Eric Clapton and George Harrison's muse Pattie Boyd auctioning off their love letters, more

The love letters between Pattie Boyd and Eric Clapton are a part of music history, and will probably earn some cash.

On route to the US (Pattie Boyd, Ringo Starr, George Harrison, Maureen Starkey, Eric Clapton)
On route to the US (Pattie Boyd, Ringo Starr, George Harrison, Maureen Starkey, Eric Clapton) / Evening Standard/GettyImages

Pattie Boyd, renowned as a model, is putting up for auction letters that uncover the depths of her well-known romantic entanglement with guitarist Eric Clapton and Beatles icon George Harrison. Boyd, a source of inspiration for both men during the vibrant decades of the 1960s and 70s, influenced Harrison's timeless composition "Something" and served as muse for Clapton's chart-topping hits "Wonderful Tonight" and "Layla". It's earned her the status of "one of the greatest muses in rock history."

Initially wedded to the Beatle, Boyd found herself the subject of affectionate letters from his close confidant Clapton, igniting a tumultuous love triangle. Now, she plans to auction off correspondence from both icons alongside other personal items, with the event set to take place at Christie's in London the following month. The items will be available for public viewing from March 15 to 21 (though a few items can be seen in the BBC article linked above, and some of the items will surely be available for viewing through a Google search).

Boyd's connection with the Beatles formed during her role in their 1964 film A Hard Day's Night, where she felt an immediate rapport with Harrison, the band's famously reserved guitarist. Reflecting on their bond, Boyd remarked, "He was quite shy, like me. I think that's why we got on." Their courtship spanned two years before culminating in marriage in January 1966, a period marked by Harrison's endearing letters and postcards during the Beatles' frequent tour absences.

Patti Boyd was basically worshipped by Clapton...until she wasn't

Not all of the letters are particularly poetically stirring. One letter on auction sees Harrison expressing, "Hope you're OK... I miss you. I'm starving - many grilled cheese sandwiches. Love you."

Meanwhile, Clapton, a frequent visitor to the couple's home in Surrey, nursed a silent affection for Boyd unbeknownst to Harrison. In 1970, he penned a meticulously crafted letter, inquiring about Boyd's sentiments towards her spouse. "What I wish to ask you is if you still love your husband, or if you have another lover? All these questions are very impertinent I know but if there is still a feeling in your heart for me… you must let me know!" he wrote, making abundantly clear his own desires and the uncertainty involved.

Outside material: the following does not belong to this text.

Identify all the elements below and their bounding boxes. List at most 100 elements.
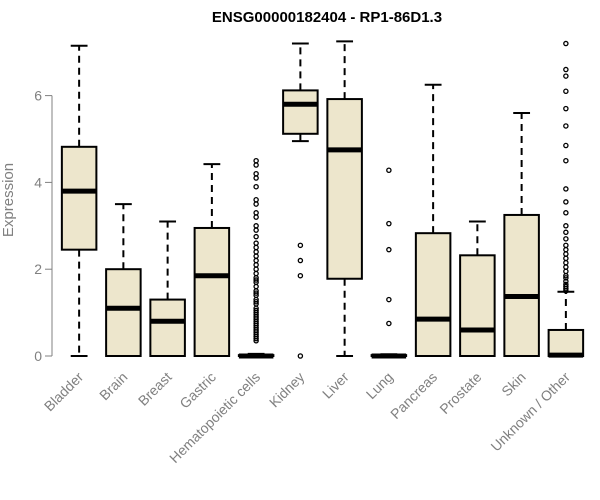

Boyd, initially mistaking the letter for fan mail, soon realized its true sender upon Clapton's subsequent call. Their correspondence evolved, with Clapton pouring his heart out in a subsequent letter, expressing his longing and devotion, signed off with a poetic declaration, "If you want me, take me, I am yours… if you don't want me, please break the spell that binds me..."

Despite initially rebuffing Clapton's advances, Boyd's marital troubles in the early 1970s led her to join him on tour, sparking a romance that led to their marriage in 1979, with Harrison's reluctant blessing. However, Clapton's battles with alcoholism and infidelity eventually fractured the relationship, leading to divorce in 1989 (perhaps a dose of reality for those who regard this as nothing but "one of the most mythical romantic entanglements in rock 'n' roll history").

Pattie Boyd's memorabilia extravangza sale

Boyd, daughter of a retired RAF bomber pilot, transitioned from the spotlight of modeling in the 1960s to a career in photography. Her decision to sell off her memorabilia, including letters, paintings, photographs, jewelry, and fashion items, stems from a desire to share her cherished possessions with others, but also most likely some cash. Among the highlights of the auction is a doodle by Harrison and a Christmas card he crafted for Boyd, showcasing his artistic flair and affection (you can see it, and potentially bid on it here until the auction sale ends).

The sale also features the painting "La jeune fille au bouquet" by Emile Théodore Frandsen de Schomberg, famed for gracing the cover of Clapton's 1970 album Layla and Other Assorted Love Songs (interestingly enough, that painting has its own story, having apparently been an object of legal controversy). The painting is expected to fetch between £40,000 and £60,000.

(Also interesting: That's the same expected price range bandied about for an auctioned letter John Lennon apparently sent to Clapton about starting a music project, where Lennon is quoted by sources as saying: "Eric, I know I can bring out something great, in fact, greater in you that had been so far evident in your music. I hope to bring out the same kind of greatness in all of us, which I know will happen if/when we get together...")

Boyd has Clapton's blessing

Boyd, on her part, sought Clapton's approval before proceeding with the auction, recalling his response when asked about selling the iconic "Layla" painting: "Maybe there are other things you could sell as well." This collaborative decision underscores a shared history and mutual understanding between the former lovers.